I have a large class named "DataClass" including the following members: "time", "value", "type", "name", "family". These are distributed as:
JavaPairRDD<key, DataClass> distributedRDD;
Currently what I do is group all these together in the following way:
JavaPairRDD<key, List<DataClass>> distributedRDD.groupByKey();
I currently only need to use two members of this large "DataClass", namely: "time" and "value". In order to improve performance i wanted to avoid shuffling this large data type, and perhaps try and perform the shuffle only on the desired members.
One of the things that came to mind is somehow use reduceByKey in order to reduce the values from "DataClass" to "SmallDataClass" (including only desired members) and shuffle on the smaller class.
Can anyone please help in performing this task?

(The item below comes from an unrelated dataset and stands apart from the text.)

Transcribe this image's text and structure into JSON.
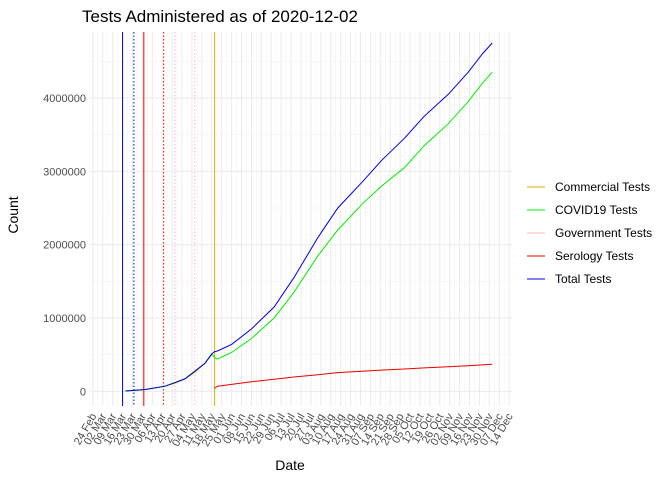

The easiest way would be to transform the initial RDD into the desired form before applying the group operation:
val timeValueRdd = rdd.map{case (k,v) => (k,(v.time, v.value))}
val grouped = timeValueRdd.groupByKey
There's a slightly more complex option using aggregateByKey
which will be more efficient:
val grouped = rdd.aggregateByKey(List[(String,String)].empty)({case (list,elem) => (elem.time,elem.value)::list}, (list1, list2) => list1 ++ list2)
aggregateByKey
works like a fold
at the map side and the uses a reduce function (like reduce by key) to combine the results of each partition into one.